NDSU faculty raise concerns about constitutional oath
FARGO - North Dakota State University's Faculty Senate passed a pair of resolutions last week raising issue with the state's requirement that faculty members sign an oath to uphold the state's constitution - including its definition of marriage a...
FARGO – North Dakota State University’s Faculty Senate passed a pair of resolutions last week raising issue with the state’s requirement that faculty members sign an oath to uphold the state’s constitution – including its definition of marriage as between a man and a woman.
The proponents of those resolutions said they were meant to “show solidarity” with faculty in Grand Forks at the University of North Dakota, where the school’s own University Senate passed similar resolutions earlier this month.
State law requires University System faculty members to sign an oath affirming their support for the state and U.S. constitutions. That oath had gone largely unnoticed on campus until UND’s University Senate passed its resolutions in early May.
Sean Sather-Wagstaff and Kristen Benson, NDSU professors who serve in the Faculty Senate, both pinpointed the state constitution’s traditional definition of marriage as a concern with the oath.
“It doesn’t necessarily fit for the inclusion and diversity that NDSU really strives for,” Benson said.
On Monday, the Faculty Senate passed two resolutions, the first of which proposes making space for employees to make a “conscientious objection” to the oath. The second resolution encourages the school to include an advisory about the oath, as well as a link to the state and U.S. constitutions, in online job listings.

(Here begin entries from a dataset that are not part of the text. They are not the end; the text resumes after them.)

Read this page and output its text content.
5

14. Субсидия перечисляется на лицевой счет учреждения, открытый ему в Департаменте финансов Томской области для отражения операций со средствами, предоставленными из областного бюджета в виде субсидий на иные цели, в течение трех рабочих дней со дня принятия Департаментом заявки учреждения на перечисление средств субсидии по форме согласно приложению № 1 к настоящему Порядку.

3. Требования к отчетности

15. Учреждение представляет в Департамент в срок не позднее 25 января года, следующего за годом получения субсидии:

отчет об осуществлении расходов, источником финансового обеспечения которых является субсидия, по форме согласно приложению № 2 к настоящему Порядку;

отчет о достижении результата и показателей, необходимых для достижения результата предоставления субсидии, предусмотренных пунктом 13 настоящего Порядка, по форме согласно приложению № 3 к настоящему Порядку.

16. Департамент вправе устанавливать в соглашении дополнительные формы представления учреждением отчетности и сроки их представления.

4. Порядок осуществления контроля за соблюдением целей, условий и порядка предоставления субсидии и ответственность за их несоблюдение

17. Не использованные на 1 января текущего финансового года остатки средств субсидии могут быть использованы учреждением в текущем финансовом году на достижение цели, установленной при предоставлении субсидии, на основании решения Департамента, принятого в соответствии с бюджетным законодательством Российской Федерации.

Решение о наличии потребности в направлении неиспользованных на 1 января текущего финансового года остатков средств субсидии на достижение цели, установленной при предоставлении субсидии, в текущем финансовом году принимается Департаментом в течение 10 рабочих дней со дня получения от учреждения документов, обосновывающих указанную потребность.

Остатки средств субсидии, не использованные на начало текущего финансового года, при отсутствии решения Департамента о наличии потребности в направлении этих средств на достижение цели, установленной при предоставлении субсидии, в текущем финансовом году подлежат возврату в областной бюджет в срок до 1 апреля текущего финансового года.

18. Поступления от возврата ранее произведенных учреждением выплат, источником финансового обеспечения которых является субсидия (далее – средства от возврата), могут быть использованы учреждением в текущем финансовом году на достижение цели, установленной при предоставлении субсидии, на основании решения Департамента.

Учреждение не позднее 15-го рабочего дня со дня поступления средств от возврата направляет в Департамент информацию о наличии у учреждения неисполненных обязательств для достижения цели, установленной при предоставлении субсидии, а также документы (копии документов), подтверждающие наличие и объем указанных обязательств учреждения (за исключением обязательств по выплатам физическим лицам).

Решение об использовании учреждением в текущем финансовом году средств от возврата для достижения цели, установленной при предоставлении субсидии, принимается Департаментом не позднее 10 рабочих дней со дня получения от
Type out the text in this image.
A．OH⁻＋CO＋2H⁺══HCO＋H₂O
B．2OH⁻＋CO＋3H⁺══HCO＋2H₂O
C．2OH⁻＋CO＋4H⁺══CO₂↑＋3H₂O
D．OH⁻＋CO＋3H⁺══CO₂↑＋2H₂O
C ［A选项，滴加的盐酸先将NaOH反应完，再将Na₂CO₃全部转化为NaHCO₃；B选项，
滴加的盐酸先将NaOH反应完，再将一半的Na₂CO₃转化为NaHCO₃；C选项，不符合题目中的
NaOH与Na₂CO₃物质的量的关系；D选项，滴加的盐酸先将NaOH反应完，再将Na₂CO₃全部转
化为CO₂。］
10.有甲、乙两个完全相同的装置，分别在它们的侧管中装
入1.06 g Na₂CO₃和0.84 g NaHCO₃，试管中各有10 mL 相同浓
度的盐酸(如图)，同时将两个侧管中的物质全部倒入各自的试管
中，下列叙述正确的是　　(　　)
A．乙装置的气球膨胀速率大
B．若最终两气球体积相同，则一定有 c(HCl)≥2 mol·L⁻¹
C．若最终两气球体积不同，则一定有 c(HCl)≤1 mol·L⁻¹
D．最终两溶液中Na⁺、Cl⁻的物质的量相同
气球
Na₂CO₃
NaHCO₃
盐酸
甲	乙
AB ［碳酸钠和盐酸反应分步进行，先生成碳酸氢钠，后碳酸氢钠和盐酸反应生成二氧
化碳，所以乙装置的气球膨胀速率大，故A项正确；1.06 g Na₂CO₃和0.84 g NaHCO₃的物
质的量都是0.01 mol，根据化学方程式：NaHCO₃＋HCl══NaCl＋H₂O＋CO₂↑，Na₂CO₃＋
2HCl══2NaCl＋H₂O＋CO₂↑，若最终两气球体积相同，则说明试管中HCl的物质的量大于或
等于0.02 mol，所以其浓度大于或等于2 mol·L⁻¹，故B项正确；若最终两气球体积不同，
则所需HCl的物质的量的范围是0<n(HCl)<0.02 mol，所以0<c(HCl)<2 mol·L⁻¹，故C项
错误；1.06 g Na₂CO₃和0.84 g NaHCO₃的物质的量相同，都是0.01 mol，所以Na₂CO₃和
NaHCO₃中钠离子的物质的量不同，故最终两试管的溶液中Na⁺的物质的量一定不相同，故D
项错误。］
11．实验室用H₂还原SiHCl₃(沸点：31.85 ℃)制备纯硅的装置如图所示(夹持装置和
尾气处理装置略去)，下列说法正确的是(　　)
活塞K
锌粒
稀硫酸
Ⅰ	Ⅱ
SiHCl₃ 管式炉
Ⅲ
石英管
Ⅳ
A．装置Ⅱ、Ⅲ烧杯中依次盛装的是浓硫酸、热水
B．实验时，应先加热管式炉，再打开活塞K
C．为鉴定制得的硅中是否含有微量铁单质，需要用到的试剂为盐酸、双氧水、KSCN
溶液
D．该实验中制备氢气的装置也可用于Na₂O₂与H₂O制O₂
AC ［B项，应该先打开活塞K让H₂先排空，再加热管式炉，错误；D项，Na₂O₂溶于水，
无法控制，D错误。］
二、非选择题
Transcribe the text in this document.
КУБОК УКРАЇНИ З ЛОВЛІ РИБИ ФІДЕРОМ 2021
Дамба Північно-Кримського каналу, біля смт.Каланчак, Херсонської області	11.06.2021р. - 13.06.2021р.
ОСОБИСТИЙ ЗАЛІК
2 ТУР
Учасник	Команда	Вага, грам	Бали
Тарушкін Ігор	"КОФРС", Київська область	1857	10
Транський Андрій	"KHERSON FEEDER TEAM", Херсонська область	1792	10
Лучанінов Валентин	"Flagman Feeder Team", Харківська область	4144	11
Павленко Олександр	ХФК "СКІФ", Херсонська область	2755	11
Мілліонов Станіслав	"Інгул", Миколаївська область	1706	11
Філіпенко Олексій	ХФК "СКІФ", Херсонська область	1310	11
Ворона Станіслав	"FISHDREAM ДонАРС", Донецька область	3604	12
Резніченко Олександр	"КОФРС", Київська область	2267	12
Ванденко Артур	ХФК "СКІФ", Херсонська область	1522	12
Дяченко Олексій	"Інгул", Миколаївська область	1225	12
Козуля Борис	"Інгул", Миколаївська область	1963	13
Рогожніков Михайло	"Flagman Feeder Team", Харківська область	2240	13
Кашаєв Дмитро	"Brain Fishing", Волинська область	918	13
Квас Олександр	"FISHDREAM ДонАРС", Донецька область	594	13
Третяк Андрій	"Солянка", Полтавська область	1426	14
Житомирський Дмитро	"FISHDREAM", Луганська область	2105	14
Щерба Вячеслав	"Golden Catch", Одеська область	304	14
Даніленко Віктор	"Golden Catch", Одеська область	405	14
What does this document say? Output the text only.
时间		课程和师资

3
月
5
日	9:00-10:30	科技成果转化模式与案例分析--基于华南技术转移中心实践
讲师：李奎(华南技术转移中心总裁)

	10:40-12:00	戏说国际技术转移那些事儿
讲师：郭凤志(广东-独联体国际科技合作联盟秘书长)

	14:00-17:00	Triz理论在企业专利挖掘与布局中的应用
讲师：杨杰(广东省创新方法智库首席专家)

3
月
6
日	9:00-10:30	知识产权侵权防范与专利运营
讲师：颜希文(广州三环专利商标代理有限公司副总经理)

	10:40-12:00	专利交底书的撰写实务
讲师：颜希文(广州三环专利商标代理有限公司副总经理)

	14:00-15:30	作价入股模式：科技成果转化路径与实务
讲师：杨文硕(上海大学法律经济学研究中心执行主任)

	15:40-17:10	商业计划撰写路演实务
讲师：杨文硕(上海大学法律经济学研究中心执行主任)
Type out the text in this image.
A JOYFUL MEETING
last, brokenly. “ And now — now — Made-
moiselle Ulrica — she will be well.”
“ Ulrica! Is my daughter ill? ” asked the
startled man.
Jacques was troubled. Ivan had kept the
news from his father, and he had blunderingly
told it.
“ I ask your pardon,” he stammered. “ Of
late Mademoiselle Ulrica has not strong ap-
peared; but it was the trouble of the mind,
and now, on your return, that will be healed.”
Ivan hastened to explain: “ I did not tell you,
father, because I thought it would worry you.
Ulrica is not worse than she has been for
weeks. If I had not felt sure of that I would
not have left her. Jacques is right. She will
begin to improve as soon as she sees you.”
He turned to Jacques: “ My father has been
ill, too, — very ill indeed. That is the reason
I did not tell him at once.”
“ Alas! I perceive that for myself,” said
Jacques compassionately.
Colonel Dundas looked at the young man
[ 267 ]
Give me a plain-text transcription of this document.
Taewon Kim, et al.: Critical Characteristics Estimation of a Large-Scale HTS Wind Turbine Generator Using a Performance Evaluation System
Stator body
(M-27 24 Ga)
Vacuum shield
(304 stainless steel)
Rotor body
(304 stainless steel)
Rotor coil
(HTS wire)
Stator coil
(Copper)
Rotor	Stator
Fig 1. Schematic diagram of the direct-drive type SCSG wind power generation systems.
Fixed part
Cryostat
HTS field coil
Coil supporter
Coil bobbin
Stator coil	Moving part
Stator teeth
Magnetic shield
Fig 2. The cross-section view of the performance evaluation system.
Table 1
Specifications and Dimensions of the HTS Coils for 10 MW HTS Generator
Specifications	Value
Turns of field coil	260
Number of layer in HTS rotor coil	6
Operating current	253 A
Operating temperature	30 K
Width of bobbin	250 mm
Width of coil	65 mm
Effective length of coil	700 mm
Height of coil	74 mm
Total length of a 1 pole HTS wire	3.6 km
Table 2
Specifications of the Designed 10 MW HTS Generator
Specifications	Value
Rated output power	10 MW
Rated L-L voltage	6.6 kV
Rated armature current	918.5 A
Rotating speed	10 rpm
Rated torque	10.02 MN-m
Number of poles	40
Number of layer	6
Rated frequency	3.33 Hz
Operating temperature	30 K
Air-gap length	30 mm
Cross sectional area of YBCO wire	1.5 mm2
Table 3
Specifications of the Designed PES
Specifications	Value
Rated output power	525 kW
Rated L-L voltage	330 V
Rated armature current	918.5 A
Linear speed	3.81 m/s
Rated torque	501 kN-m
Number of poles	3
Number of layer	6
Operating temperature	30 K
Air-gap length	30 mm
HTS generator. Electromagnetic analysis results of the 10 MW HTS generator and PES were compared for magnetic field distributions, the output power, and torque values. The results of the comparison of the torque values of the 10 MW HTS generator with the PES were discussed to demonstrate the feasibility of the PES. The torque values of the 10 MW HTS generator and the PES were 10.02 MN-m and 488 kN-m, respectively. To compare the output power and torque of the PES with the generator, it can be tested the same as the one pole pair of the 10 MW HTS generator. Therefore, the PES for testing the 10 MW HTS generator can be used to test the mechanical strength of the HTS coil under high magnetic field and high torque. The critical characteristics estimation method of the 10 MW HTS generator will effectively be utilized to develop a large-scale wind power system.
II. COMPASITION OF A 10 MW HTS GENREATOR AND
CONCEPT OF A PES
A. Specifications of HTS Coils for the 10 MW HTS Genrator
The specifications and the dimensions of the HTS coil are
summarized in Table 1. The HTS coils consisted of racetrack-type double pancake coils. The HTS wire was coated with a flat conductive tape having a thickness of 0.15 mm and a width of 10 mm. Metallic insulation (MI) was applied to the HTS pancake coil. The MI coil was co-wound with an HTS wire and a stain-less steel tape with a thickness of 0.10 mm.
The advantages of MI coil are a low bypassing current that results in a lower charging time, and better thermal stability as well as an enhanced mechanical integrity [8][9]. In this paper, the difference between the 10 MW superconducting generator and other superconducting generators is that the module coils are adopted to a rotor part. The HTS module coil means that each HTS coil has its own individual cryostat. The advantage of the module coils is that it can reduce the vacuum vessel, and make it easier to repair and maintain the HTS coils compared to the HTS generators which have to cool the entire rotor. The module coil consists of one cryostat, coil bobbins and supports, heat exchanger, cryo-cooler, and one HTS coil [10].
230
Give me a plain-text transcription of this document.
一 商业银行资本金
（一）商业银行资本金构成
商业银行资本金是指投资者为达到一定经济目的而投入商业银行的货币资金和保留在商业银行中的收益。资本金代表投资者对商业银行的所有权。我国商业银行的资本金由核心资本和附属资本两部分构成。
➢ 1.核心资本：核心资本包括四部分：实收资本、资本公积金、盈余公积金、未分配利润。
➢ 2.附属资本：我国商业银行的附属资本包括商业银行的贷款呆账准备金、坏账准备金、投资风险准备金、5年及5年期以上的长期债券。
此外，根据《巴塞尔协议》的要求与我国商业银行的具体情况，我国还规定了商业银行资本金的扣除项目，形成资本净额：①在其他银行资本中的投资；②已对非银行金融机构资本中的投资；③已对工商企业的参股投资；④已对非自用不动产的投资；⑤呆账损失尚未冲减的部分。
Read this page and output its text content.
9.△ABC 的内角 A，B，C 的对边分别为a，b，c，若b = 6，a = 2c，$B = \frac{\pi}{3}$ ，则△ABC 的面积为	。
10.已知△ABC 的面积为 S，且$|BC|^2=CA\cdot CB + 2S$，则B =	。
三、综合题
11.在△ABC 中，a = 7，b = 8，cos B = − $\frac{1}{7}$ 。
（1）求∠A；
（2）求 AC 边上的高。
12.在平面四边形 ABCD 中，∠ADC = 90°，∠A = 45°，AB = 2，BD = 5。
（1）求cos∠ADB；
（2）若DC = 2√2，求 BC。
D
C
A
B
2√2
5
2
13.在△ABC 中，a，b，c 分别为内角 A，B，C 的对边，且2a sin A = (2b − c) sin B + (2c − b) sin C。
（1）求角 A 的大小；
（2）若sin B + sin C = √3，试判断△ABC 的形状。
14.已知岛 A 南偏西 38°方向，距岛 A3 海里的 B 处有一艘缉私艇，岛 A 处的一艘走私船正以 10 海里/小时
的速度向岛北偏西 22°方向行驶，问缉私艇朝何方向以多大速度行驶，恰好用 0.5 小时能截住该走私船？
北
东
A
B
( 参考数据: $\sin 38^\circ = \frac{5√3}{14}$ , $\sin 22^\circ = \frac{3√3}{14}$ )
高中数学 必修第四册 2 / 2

For Sather-Wagstaff, the second resolution was an attempt to ensure “new faculty members have their eyes open to what they’re signing.”
Faculty Senate President Harlene Hatterman-Valenti said they will eventually approach the provost’s office with proposed policy changes.
Sather-Wagstaff said their resolutions were meant only to try to address the issue on campus, and not to send a message to the system office or state lawmakers about the oath or state constitution as a whole.